Hammering Screws: Programmers and Tool Blindness
Disclaimer: Check the date! This post was written way back in . If there are technical things in here, they're more than likely outdated, or there may be better ways to do them by now. You've been warned.
In my last post I told a half-truth by ending with
If you need me I’ll be uninstalling Eclipse.
Honestly, I only removed it from my laptop because
I rarely do any real Java development directly on my laptop, and should I need a quick code editor I have
TextMate which handles most of my coding needs pretty simply.
However, the commotion that the statement caused is what I’m going to address in this post.
If all you have is a hammer, everything looks like a nail.
–Bernard Baruch
To continue with my tools theme I’m going to address what I’ll call “tool-blindness,” the mentality that the tools you have and know how to use are perfect for every situation. In other words, if the tools you have require you to hammer screws then by-god you’re going to hammer screws.
Recently there has been a grass-roots, developer movement at my employer to switch from Ant to Maven. I love Maven, it’s leaps and bounds better than the way we were using Ant. (Notice I didn’t say Ant in general, I’m only planning on starting one holy-war with this post!) My last four projects have used Maven, and it makes the build and deploy process significantly easier, especially when it comes to dependancy management. However, everyone’s favorite Java IDE does not play well with Maven because Maven’s standard directory layout is significantly different from Eclipse’s convention. People have attempted to alleviate this problem by using the M2 plug-in and following the instructions here, but the result still feels like you’re forcing Eclipse to do something it doesn’t want to. Add that to the fact that the version of Eclipse we’re using crashes at least once a day, and you should be able to see why I’m looking for alternatives.
In short, our metaphorical hardware (the build process) has changed from nails to screws and our hammer (Eclipse) is no longer the best tool for the job. However, we’re still using the hammer because it’s what everyone knows how to use and only a few of us are not tool-blind enough to look for something else. It also doesn’t help that the alternatives that play nicely with Maven, namely IntelliJ IDEA and Textmate-and-a-shell are not “free as in beer.”
As I mentioned in the comments of my last post, Eclipse has been feeling a little more like this tool than this one.

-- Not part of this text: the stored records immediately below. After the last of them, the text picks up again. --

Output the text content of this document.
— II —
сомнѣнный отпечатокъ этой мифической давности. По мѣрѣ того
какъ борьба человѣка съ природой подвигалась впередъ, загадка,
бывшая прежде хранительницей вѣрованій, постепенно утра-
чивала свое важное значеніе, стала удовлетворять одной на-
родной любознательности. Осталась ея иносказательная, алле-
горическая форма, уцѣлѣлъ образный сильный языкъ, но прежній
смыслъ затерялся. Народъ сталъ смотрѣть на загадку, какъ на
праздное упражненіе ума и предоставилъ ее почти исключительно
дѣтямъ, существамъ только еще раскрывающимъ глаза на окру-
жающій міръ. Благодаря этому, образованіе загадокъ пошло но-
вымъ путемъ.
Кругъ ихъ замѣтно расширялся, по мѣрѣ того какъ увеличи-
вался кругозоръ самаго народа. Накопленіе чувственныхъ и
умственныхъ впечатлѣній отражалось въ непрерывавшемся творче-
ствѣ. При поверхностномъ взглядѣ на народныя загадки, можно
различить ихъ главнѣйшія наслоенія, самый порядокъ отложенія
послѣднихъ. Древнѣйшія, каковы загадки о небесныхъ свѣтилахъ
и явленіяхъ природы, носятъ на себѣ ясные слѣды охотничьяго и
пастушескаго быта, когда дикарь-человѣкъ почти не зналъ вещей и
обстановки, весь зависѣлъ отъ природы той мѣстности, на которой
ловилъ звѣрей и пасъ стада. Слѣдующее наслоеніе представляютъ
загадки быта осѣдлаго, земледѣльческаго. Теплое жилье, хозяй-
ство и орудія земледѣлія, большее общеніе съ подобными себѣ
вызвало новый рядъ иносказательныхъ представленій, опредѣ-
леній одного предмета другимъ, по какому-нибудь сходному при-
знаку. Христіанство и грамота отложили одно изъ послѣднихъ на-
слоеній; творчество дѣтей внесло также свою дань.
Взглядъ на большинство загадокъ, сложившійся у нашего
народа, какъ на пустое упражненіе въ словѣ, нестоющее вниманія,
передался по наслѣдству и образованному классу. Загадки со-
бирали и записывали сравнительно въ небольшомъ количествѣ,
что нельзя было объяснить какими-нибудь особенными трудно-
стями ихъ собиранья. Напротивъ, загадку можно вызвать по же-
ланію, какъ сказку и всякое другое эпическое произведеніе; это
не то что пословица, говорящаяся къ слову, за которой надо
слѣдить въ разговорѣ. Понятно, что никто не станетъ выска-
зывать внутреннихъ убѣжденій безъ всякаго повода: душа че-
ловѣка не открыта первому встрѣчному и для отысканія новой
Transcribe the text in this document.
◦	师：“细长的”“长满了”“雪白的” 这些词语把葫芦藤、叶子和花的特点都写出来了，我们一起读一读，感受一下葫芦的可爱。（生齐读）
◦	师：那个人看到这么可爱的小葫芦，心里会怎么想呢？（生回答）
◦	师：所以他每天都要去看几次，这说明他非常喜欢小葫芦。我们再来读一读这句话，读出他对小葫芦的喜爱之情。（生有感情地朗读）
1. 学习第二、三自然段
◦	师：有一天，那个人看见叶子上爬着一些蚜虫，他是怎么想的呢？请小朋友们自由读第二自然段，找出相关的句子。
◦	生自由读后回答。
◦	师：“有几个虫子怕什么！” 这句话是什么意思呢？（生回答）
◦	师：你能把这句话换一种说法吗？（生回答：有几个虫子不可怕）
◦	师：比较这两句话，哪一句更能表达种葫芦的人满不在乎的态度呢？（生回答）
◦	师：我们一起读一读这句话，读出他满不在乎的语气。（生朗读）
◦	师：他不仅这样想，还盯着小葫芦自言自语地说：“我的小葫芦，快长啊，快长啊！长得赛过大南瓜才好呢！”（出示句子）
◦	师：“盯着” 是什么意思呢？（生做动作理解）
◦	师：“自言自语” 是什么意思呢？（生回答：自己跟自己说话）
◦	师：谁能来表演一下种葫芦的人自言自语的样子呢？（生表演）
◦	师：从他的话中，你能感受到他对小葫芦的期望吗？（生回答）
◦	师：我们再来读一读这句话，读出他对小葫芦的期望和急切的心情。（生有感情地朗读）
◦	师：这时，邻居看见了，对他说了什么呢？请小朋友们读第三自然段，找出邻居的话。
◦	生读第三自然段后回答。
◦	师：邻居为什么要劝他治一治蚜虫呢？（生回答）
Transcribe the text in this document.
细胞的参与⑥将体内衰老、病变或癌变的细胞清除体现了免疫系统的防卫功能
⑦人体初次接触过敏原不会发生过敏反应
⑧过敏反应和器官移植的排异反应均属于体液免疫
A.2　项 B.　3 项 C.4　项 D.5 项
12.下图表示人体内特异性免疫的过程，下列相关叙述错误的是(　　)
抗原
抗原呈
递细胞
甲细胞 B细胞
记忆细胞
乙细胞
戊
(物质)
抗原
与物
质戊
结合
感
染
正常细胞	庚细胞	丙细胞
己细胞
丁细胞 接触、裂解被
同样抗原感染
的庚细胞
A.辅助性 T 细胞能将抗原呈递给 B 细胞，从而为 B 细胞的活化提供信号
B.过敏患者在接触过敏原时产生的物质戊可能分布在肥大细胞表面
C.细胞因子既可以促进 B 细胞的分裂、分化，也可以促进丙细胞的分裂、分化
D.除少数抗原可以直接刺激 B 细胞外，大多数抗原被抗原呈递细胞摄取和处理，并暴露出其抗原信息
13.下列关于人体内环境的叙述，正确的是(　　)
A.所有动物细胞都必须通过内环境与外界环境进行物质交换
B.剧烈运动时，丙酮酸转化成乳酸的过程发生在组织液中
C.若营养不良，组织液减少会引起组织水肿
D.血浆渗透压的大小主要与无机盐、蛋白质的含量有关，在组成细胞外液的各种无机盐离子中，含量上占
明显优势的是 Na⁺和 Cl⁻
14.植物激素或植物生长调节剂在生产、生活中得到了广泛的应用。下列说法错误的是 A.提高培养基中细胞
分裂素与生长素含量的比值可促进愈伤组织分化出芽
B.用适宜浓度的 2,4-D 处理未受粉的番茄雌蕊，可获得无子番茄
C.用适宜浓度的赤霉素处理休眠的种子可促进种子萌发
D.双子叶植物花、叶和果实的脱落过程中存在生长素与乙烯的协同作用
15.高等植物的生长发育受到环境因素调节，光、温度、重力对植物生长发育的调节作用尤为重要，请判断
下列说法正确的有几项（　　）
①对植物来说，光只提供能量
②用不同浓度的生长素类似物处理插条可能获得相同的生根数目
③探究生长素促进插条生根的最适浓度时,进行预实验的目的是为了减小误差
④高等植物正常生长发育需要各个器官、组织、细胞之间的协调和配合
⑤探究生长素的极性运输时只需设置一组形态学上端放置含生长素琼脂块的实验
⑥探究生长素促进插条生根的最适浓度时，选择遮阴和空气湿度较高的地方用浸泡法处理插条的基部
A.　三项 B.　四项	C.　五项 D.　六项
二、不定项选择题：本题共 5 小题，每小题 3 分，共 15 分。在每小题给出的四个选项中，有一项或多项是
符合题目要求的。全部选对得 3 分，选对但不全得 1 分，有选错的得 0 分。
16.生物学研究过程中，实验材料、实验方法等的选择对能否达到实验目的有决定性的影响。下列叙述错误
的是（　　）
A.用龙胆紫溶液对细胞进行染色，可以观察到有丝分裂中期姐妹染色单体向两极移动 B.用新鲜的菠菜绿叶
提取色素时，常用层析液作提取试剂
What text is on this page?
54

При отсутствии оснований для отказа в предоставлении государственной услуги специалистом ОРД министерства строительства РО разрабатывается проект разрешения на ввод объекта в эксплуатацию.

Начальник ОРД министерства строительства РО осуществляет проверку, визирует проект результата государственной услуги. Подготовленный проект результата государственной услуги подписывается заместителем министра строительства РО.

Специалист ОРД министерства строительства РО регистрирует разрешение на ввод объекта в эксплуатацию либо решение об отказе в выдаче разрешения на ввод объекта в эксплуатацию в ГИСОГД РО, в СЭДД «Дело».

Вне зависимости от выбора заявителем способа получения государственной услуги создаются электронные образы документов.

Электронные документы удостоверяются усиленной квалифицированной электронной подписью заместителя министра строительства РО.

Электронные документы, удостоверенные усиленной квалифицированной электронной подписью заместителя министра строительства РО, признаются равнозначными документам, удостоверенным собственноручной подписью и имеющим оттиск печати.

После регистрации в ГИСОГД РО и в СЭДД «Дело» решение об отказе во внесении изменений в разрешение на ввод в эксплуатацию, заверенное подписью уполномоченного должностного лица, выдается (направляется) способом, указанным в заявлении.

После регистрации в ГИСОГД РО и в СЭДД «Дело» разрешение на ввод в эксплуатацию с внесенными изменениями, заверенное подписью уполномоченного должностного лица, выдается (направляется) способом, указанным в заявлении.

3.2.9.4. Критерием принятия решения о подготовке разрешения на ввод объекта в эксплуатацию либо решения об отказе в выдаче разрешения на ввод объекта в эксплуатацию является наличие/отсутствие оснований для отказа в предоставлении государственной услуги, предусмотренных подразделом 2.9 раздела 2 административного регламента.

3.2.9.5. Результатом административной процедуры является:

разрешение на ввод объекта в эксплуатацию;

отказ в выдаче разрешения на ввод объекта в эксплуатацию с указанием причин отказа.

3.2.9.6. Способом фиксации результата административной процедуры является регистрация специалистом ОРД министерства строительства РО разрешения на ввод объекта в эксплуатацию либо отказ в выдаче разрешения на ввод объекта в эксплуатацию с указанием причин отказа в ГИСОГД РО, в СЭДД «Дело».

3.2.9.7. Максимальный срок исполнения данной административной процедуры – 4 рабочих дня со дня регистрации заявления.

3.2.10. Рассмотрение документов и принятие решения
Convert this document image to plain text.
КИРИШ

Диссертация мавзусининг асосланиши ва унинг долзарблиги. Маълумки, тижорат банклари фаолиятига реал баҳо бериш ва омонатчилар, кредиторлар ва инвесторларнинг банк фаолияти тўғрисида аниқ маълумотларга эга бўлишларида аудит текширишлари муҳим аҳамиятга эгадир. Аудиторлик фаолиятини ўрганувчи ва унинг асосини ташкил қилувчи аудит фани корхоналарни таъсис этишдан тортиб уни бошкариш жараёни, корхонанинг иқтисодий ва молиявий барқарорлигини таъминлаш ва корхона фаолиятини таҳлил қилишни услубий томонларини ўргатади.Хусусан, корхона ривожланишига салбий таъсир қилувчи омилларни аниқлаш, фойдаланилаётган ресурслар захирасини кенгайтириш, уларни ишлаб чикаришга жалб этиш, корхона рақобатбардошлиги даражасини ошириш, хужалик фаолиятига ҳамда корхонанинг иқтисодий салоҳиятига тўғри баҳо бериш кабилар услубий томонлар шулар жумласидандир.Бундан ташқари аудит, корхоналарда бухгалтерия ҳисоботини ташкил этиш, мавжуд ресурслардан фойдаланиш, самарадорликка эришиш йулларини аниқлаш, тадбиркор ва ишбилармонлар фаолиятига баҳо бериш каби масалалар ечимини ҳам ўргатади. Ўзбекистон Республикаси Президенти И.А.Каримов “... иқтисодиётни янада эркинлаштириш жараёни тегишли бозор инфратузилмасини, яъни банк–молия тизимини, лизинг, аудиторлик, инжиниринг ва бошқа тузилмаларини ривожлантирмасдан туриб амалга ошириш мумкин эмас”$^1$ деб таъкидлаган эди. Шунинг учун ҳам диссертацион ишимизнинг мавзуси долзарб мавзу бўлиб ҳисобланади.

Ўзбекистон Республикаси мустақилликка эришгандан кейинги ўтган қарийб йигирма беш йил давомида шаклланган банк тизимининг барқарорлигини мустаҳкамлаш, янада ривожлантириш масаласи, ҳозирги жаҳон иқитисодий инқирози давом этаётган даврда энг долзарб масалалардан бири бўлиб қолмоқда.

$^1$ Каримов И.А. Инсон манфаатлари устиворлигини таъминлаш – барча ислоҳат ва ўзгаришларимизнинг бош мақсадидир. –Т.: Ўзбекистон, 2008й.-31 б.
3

So maybe it’s time to ask which tool you really want on your tool belt.
In an interesting turn of events, Alex Vazquez over at Wufoo/Particletree is going through the same process with a different perspective. Alex is moving, based in part by recommendation and in part by language choice, from Java on Eclipse to PHP on Textmate, and he seems to be liking it so far. Alex does, however, sum up Eclipse rather nicely, and coincidentally within my theme:
The right development environment can save a programmer countless hours and is like a hammer in the carpenter’s tool belt. Since my background was in Java, my preference was for large sledge hammers and my development environment of choice was the de facto Java IDE Eclipse. It has a number of amazing features like autocomplete, refactoring and hundreds of plugins for every task imaginable. It’s no secret Java requires mountains of code, but Eclipse was made to move mountains.
–Alex Vazquez
I think Alex really nails (pardon the pun) the fact that if you’re going to be doing Java Enterprise
development you need an IDE that can handle it. You need something
that generates the code and provides the re-factoring tools and autocompletion to make it possible to
move mountains.
However I’d like to pose a question to all Java developers who use Eclipse; how much of
Eclipse do you really use? Besides re-factoring, code completion/generation, and cvs/svn/scm
integration, is there anything else you couldn’t live without? Anything else that Textmate doesn’t do?
(Besides run on Windows, we’ll save that tool for a different day.) Look at all of the stuff Eclipse does that
you don’t use, is the added bulk really worth it? How much memory is your Eclipse process using right now?
(Mine’s got ~254MB, 5x more than the next largest memory footprint, and my Eclipse
process is basically idle.) Just my two cents, please form your own opinions, after all
I’m just a kid who couldn’t possibly have any experience.